- News & Events
- News & Events at Telethon Kids
New drug therapy provides hope for kids with cystic fibrosis
The family of two girls with cystic fibrosis are hopeful after Telethon Kids Institute spin-off company, Respirion, received $20 million in funding to develop a promising new therapy.
Isobel, born three weeks early, had been failing to gain weight and after a series of tests, doctors told Christine and husband Gerard that she had CF, a genetic condition that causes persistent lung infections and progressive lung damage.
“I was devastated,” Christine said. “When you’re pregnant with your child, you have this idea of how great their life will be, and when you’re given this CF diagnosis, there’s such an incredible grieving process that their life might be hard, or their life might be limited.”
Two years after Isobel was born, the Donaldsons welcomed their fourth child and second daughter, Ruby. Soon after, they received the devastating news that Ruby also had CF.
“In the early days it was me coming to term with the diagnoses emotionally because the girls were relatively healthy,” Christine said.
CF causes the lungs to produce abnormally thick and sticky mucus, trapping bacteria and leading to recurrent infections which can cause permanent damage and result in lung failure.
Since birth, Isobel and Ruby have received constant medical treatment and physiotherapy to keep their lungs healthy, but antibiotic resistance means they are desperately in need of new treatments to fight off constant infections.
“You’re always wondering what’s going on under the skin. They look so healthy on the outside.

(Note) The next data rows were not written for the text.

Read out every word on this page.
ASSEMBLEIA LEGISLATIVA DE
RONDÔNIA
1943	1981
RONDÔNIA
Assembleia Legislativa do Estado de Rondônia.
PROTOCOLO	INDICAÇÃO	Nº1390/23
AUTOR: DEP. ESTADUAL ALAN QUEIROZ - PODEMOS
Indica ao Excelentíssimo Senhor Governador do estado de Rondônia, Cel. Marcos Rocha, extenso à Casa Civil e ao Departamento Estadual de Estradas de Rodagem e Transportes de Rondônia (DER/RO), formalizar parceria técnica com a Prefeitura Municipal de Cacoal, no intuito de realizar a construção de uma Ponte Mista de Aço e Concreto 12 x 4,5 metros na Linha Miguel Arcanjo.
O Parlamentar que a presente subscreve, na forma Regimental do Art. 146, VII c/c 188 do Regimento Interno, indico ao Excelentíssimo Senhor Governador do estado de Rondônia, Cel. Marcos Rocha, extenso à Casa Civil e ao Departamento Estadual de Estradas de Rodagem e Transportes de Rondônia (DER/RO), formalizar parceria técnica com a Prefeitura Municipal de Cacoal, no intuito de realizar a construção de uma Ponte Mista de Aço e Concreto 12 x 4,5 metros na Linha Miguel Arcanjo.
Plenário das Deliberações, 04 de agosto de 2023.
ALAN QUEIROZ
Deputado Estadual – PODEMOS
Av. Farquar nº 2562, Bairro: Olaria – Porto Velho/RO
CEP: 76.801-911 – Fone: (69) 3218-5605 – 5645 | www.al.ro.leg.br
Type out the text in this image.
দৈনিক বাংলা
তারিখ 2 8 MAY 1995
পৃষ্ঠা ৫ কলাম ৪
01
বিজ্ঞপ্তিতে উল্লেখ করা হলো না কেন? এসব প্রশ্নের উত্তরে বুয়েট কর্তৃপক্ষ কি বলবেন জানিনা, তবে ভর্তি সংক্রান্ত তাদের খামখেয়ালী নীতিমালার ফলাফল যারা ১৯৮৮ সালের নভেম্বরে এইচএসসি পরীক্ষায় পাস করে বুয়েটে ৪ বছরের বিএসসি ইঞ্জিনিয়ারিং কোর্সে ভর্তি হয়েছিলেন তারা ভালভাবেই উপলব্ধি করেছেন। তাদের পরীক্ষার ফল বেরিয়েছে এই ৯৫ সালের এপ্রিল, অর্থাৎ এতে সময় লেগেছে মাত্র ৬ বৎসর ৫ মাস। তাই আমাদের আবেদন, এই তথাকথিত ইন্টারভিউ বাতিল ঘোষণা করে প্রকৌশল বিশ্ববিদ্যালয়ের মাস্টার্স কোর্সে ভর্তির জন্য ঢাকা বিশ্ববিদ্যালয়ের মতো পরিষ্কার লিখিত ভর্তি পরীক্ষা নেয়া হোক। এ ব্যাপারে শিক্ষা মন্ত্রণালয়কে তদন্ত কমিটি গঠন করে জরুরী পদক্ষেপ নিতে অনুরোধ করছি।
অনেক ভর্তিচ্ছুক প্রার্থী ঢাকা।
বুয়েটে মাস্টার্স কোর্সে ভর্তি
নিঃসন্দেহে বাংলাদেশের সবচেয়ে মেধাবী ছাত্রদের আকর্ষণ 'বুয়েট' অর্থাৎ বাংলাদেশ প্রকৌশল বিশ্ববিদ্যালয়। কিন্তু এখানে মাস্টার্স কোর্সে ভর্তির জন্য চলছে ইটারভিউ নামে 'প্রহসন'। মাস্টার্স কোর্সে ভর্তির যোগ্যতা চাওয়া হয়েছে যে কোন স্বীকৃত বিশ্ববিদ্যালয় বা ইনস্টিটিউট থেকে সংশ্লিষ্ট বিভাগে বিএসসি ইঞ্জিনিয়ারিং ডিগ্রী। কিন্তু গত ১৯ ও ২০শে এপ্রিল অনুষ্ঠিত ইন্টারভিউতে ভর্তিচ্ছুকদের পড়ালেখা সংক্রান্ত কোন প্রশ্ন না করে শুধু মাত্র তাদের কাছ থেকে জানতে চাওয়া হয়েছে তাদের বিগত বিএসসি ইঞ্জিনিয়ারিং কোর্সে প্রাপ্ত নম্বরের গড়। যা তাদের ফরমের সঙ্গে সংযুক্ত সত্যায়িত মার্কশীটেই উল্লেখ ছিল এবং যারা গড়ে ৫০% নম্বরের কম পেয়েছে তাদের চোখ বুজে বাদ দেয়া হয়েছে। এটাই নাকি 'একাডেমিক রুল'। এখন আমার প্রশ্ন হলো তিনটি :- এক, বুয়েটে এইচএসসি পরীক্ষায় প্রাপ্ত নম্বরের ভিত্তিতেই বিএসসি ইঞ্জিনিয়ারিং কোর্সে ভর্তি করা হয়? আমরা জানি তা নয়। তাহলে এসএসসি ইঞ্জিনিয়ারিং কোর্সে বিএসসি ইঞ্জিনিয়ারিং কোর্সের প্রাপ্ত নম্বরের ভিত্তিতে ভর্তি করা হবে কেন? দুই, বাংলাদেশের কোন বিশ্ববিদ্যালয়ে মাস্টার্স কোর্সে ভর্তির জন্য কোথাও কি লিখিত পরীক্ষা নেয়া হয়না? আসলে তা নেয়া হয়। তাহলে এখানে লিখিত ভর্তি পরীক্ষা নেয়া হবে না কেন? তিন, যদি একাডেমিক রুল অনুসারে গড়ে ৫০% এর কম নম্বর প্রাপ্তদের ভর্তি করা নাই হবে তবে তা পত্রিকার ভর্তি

Any cough I hear them do, in the back of my head, I’m wondering where that’s going and what damage it’s causing,” Christine said.
Now, a new therapy being developed by Telethon Kids spin-off company Respirion could provide new hope for kids like Isobel and Ruby.
The treatment – a chemical added to an inhaled antibiotic therapy – is the brainchild of leading Australian pulmonary specialist, and Respirion Founder and Director, Dr Barry Clements.
“Persistent lung infections and the inevitable decline in lung function remain urgent unmet needs in cystic fibrosis,” Dr Clements said.
“In my 35 years treating cystic fibrosis, I’ve become increasingly frustrated with the limited effectiveness of antibiotics in treating lung infections.
“With no new antibiotics on the horizon, I found this chemical that weakened the defences of resistant bacteria in the laboratory.
“I took this chemical and combined it with an antibiotic (tobramycin) and found it increased the killing power of the antibiotic on these resistant germs, but also improved the patient’s overall lung function.”
Now, thanks to a $20 million investment from the Medical Research Commercialisation Fund’s Biomedical Translation Fund (MRCF BTF), and $4 million from the US Cystic Fibrosis Foundation, Respirion will take the therapy into larger clinical studies, in the hope it will one day soon be available to patients.
Dr Clements said the ultimate aim was to reduce infections, reduce hospitalisations, and improve the quality of life and life expectancy in these patients.
Although further testing and statutory approval are required, if the results continue to be positive the formulation could be ready for clinical use in as little as four years.
“At that stage, there will be opportunities to further explore the potential of this formulation for use against other micro-organisms (including fungae and TB), with different antibiotics, and for treating other diseases such as non-CF bronchiectasis,” Dr Clements said.
Christine was thrilled at the news, saying the prospect of increased lung function was fantastic.
“That’s going to give our girls longevity and hopefully keep them out of hospital so they can just enjoy being kids,” she said.
The formulation will undergo further clinical trials over the next 12-24 months to establish safety and stability sufficient to obtain regulatory approval for clinical use in humans.
Pending that approval, the definitive multi-centre Phase 3 efficacy study will be performed and if the results prove positive, the formulation will then be ready for use in the clinic.